Nitin was then offered a transfer to Sydney in his current role and he accepted it.
“We are hoping, with his experience here in Sydney, he will be accepted for the role he is eyeing and hopefully, we will be able to go and live in a smaller city,” she said.
The Parliamentary Committee chair Julian Leeser said 187,000 international migrants settled in regional areas between 2006 and 2011 which equated to one in five of the total number of arrivals in that period.
"What we know is that some areas of Australia are having success attracting new migrants, while other areas are struggling to both attract and retain migrants and address skill shortages," Mr Leeser said.
The Department of Home Affairs figures last year revealed that a vast majority of newly arrived migrants- 87% were settling in Sydney and Melbourne.
The Federal Government, in March this year, announced incentives for those settling in regional areas. Those incentives include extra points for permanent residency and longer post-study work visa. The Government is also introducing two new regional visas in November this year that will require visa holders to stay in regional areas for a minimum of three years in order to be eligible for permanent residency.
Beginning the current financial year, there are 23,000 regional visas within the 160,000 cap. Under the regional visas, visa holders are allowed to relocate to another regional area but not to Australia's big cities - Sydney, Melbourne, Perth and Southeast Queensland.
State and territory nominated visa places have also been increased.
Despite these measures, population projections in April's budget were revised upwards, reflecting a predicted surge in temporary arrivals, putting pressure on city services.
Melbourne migration agent Suraj Handa says for most new migrants the decision to move to big cities is financial.

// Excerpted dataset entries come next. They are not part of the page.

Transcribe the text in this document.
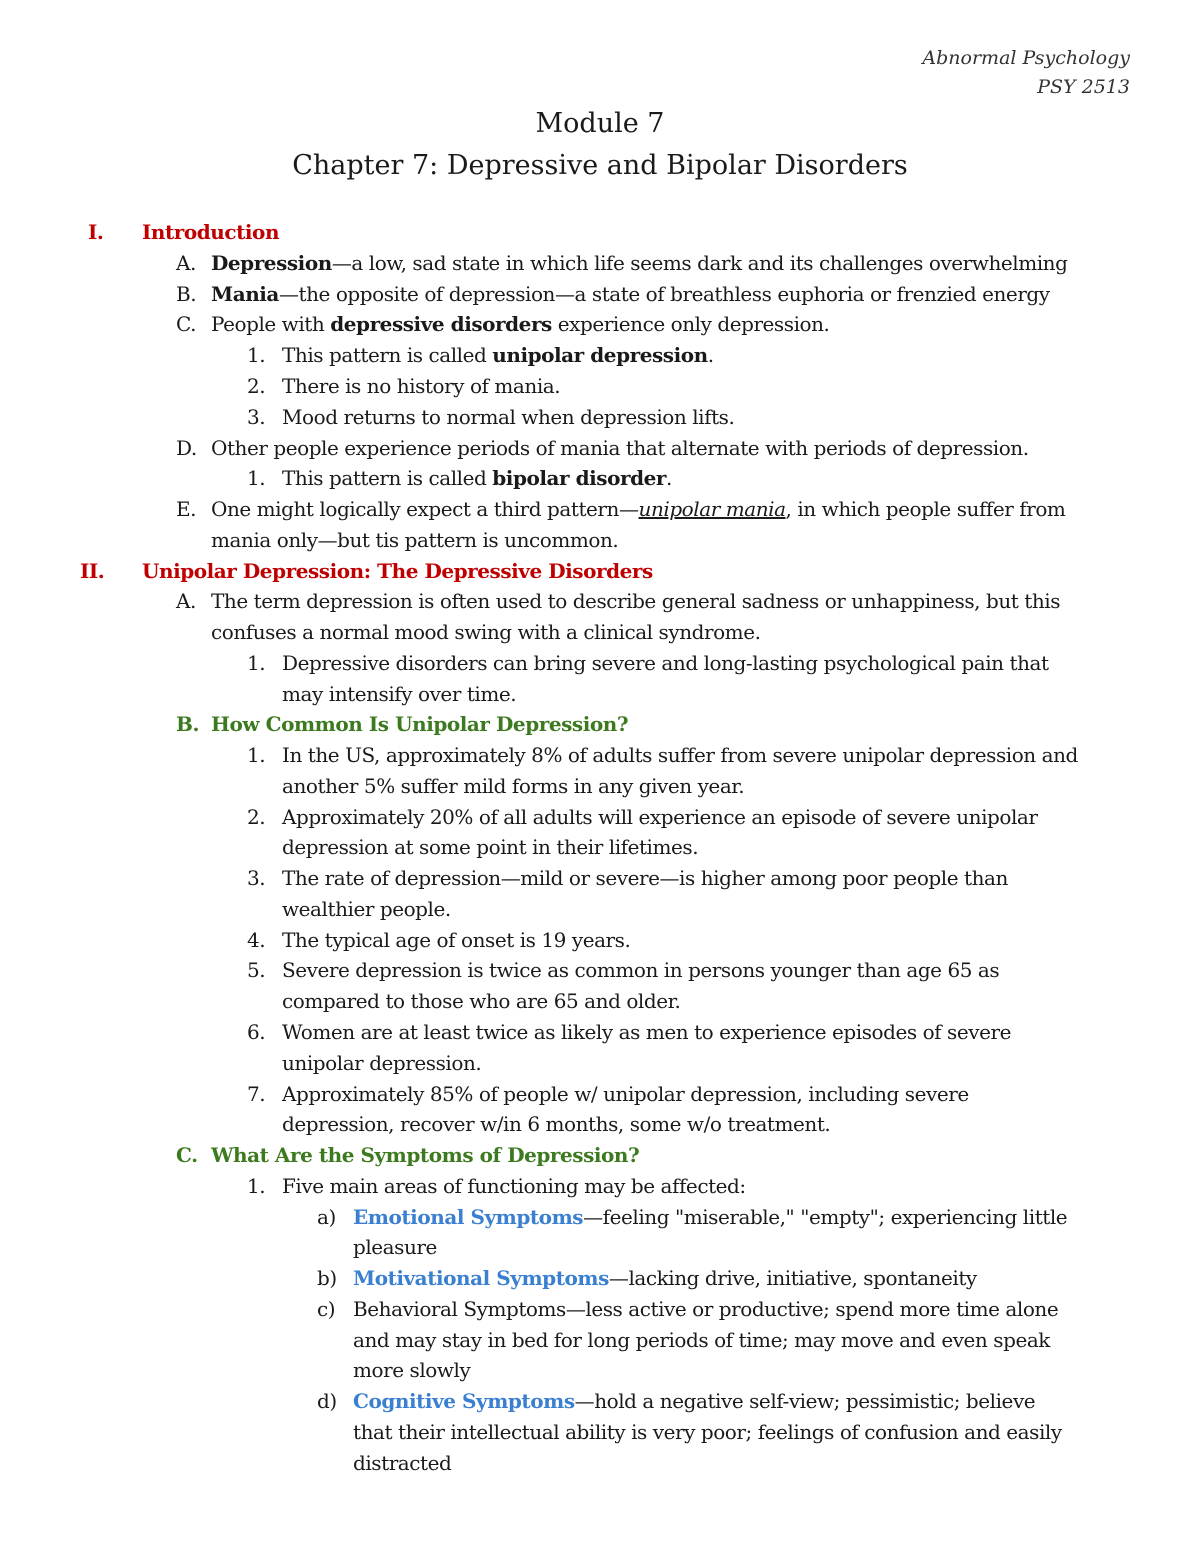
Abnormal Psychology
PSY 2513
Module 7
Chapter 7: Depressive and Bipolar Disorders
I. Introduction
A. Depression—a low, sad state in which life seems dark and its challenges overwhelming
B. Mania—the opposite of depression—a state of breathless euphoria or frenzied energy
C. People with depressive disorders experience only depression.
1. This pattern is called unipolar depression.
2. There is no history of mania.
3. Mood returns to normal when depression lifts.
D. Other people experience periods of mania that alternate with periods of depression.
1. This pattern is called bipolar disorder.
E. One might logically expect a third pattern—unipolar mania, in which people suffer from
mania only—but tis pattern is uncommon.
II. Unipolar Depression: The Depressive Disorders
A. The term depression is often used to describe general sadness or unhappiness, but this
confuses a normal mood swing with a clinical syndrome.
1. Depressive disorders can bring severe and long-lasting psychological pain that
may intensify over time.
B. How Common Is Unipolar Depression?
1. In the US, approximately 8% of adults suffer from severe unipolar depression and
another 5% suffer mild forms in any given year.
2. Approximately 20% of all adults will experience an episode of severe unipolar
depression at some point in their lifetimes.
3. The rate of depression—mild or severe—is higher among poor people than
wealthier people.
4. The typical age of onset is 19 years.
5. Severe depression is twice as common in persons younger than age 65 as
compared to those who are 65 and older.
6. Women are at least twice as likely as men to experience episodes of severe
unipolar depression.
7. Approximately 85% of people w/ unipolar depression, including severe
depression, recover w/in 6 months, some w/o treatment.
C. What Are the Symptoms of Depression?
1. Five main areas of functioning may be affected:
a) Emotional Symptoms—feeling "miserable," "empty"; experiencing little
pleasure
b) Motivational Symptoms—lacking drive, initiative, spontaneity
c) Behavioral Symptoms—less active or productive; spend more time alone
and may stay in bed for long periods of time; may move and even speak
more slowly
d) Cognitive Symptoms—hold a negative self-view; pessimistic; believe
that their intellectual ability is very poor; feelings of confusion and easily
distracted
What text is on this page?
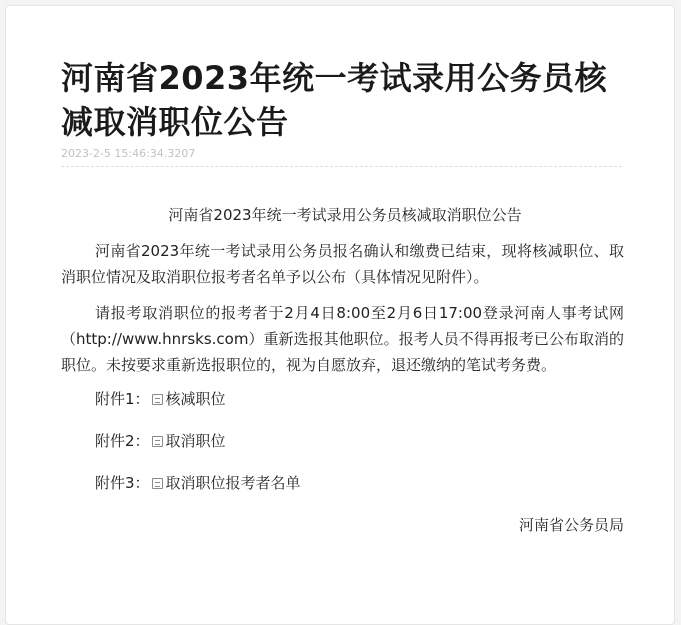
河南省2023年统一考试录用公务员核减取消职位公告
2023-2-5 15:46:34.3207

河南省2023年统一考试录用公务员核减取消职位公告

河南省2023年统一考试录用公务员报名确认和缴费已结束，现将核减职位、取消职位情况及取消职位报考者名单予以公布（具体情况见附件）。

请报考取消职位的报考者于2月4日8:00至2月6日17:00登录河南人事考试网（http://www.hnrsks.com）重新选报其他职位。报考人员不得再报考已公布取消的职位。未按要求重新选报职位的，视为自愿放弃，退还缴纳的笔试考务费。

附件1： 核减职位
附件2： 取消职位
附件3： 取消职位报考者名单

河南省公务员局
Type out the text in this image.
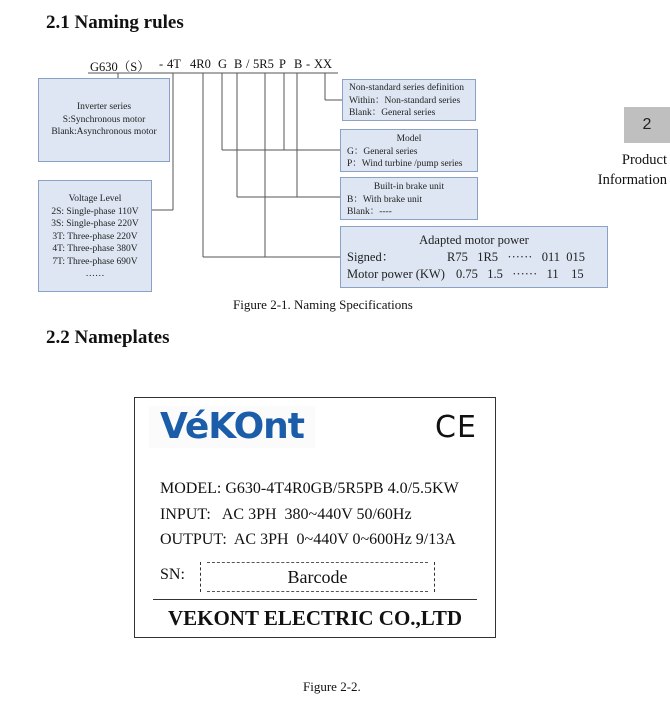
2.1 Naming rules
G630（S） - 4T 4R0 G B / 5R5 P B - XX
Inverter series
S:Synchronous motor
Blank:Asynchronous motor
Voltage Level
2S: Single-phase 110V
3S: Single-phase 220V
3T: Three-phase 220V
4T: Three-phase 380V
7T: Three-phase 690V
……
Non-standard series definition
Within：Non-standard series
Blank：General series
Model
G：General series
P：Wind turbine /pump series
Built-in brake unit
B：With brake unit
Blank：----
Adapted motor power
Signed：	R75   1R5   ······   011  015
Motor power (KW) 0.75   1.5   ······   11    15
Figure 2-1. Naming Specifications
2.2 Nameplates
2
Product
Information
VéKOnt	CE
MODEL: G630-4T4R0GB/5R5PB 4.0/5.5KW
INPUT:   AC 3PH  380~440V 50/60Hz
OUTPUT:  AC 3PH  0~440V 0~600Hz 9/13A
SN:	Barcode
VEKONT ELECTRIC CO.,LTD
Figure 2-2.
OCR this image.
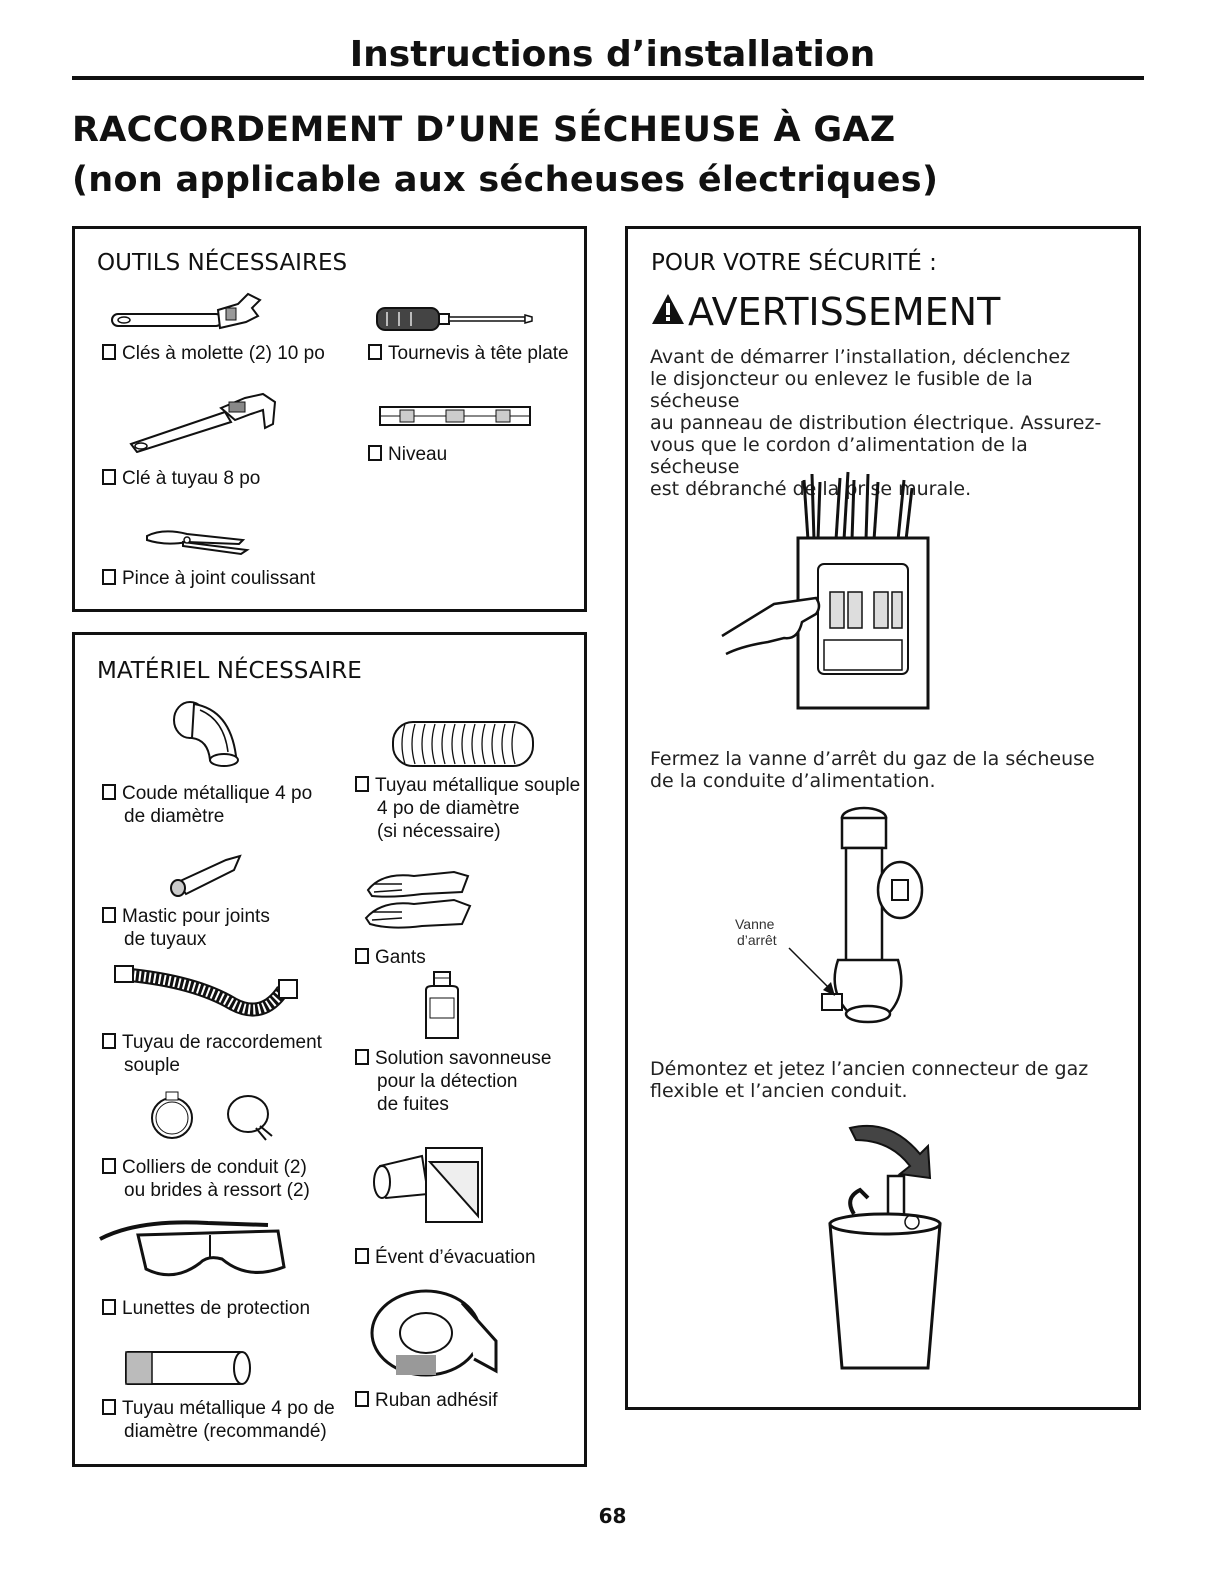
Instructions d’installation
RACCORDEMENT D’UNE SÉCHEUSE À GAZ
(non applicable aux sécheuses électriques)
OUTILS NÉCESSAIRES
Clés à molette (2) 10 po	Tournevis à tête plate
Clé à tuyau 8 po
Niveau
Pince à joint coulissant
MATÉRIEL NÉCESSAIRE
Coude métallique 4 po
de diamètre
Tuyau métallique souple
4 po de diamètre
(si nécessaire)
Mastic pour joints
de tuyaux
Gants
Tuyau de raccordement
souple	Solution savonneuse
pour la détection
de fuites
Colliers de conduit (2)
ou brides à ressort (2)
Évent d’évacuation
Lunettes de protection
Ruban adhésif
Tuyau métallique 4 po de
diamètre (recommandé)
POUR VOTRE SÉCURITÉ :
AVERTISSEMENT
Avant de démarrer l’installation, déclenchez
le disjoncteur ou enlevez le fusible de la sécheuse
au panneau de distribution électrique. Assurez-
vous que le cordon d’alimentation de la sécheuse
est débranché de la prise murale.
Fermez la vanne d’arrêt du gaz de la sécheuse
de la conduite d’alimentation.
Vanne
d’arrêt
Démontez et jetez l’ancien connecteur de gaz
flexible et l’ancien conduit.
68
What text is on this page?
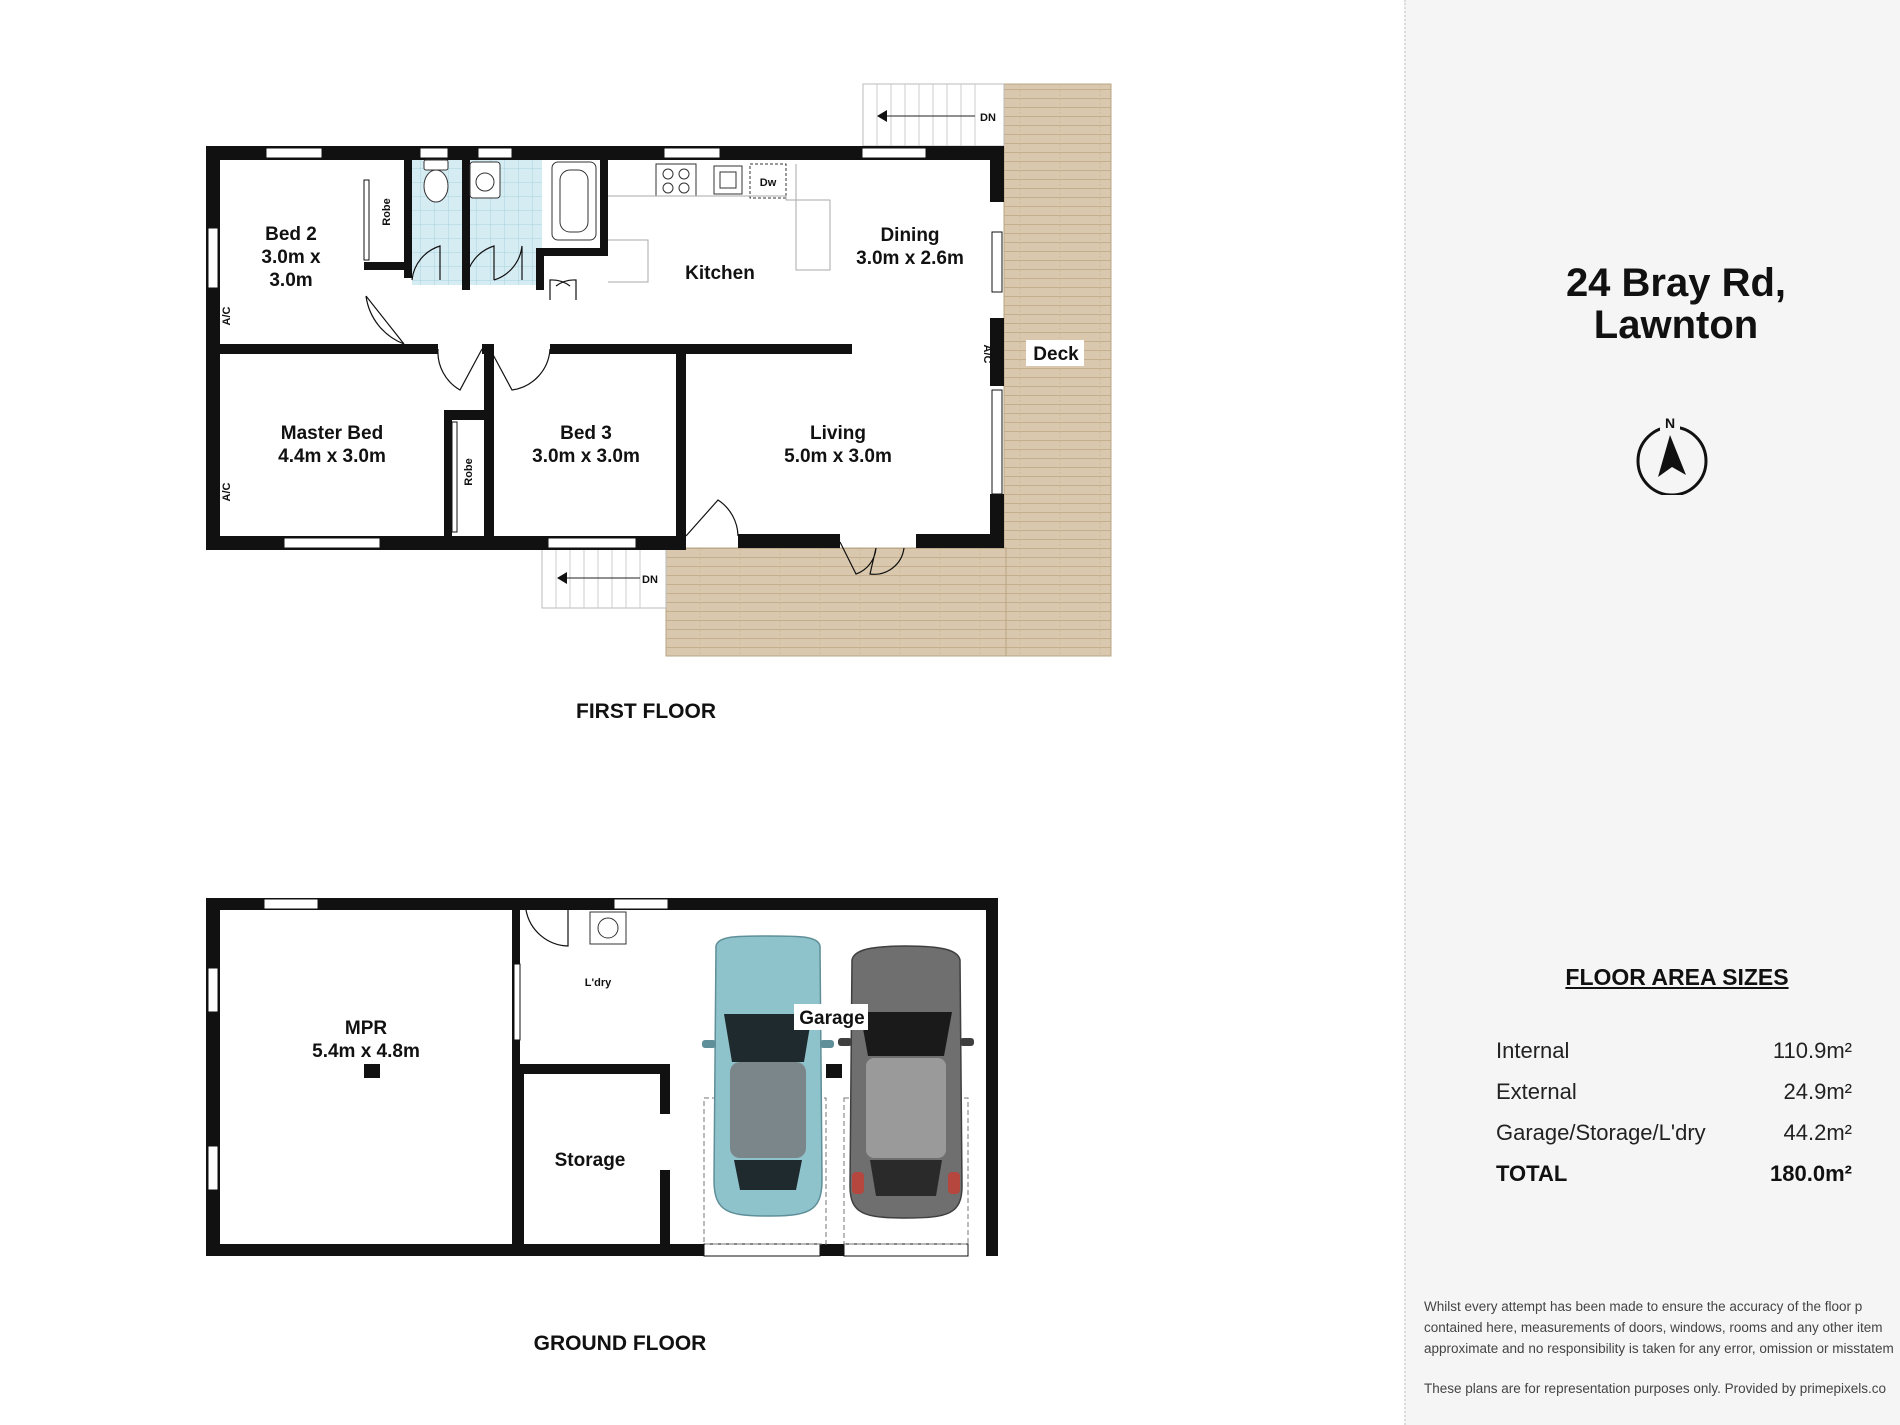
Bed 2
3.0m x
3.0m	Kitchen
Dining
3.0m x 2.6m
Deck
Master Bed
4.4m x 3.0m
Bed 3
3.0m x 3.0m
Living
5.0m x 3.0m
Robe
Robe
A/C
A/C
A/C
Dw
DN
DN
FIRST FLOOR
MPR
5.4m x 4.8m
L'dry
Garage
Storage
GROUND FLOOR
24 Bray Rd,
Lawnton
N
FLOOR AREA SIZES
Internal	110.9m²
External	24.9m²
Garage/Storage/L'dry	44.2m²
TOTAL	180.0m²
Whilst every attempt has been made to ensure the accuracy of the floor p
contained here, measurements of doors, windows, rooms and any other item
approximate and no responsibility is taken for any error, omission or misstatem
These plans are for representation purposes only. Provided by primepixels.co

“It happens when someone in a regional area isn’t able to find work for some time - if they are on the permanent visa they move to a place where they can find work. If they have a temporary visa, they just wait out their temporary residency,” he told SBS Punjabi.
He says increasing the minimum time of regional residency to three years and the government's emphasis on compliance will be effective to keep new migrants in regional areas longer.
“But for them to continue to live in those areas even after they become permanent residents, there have to be good employment opportunities for them,” he says.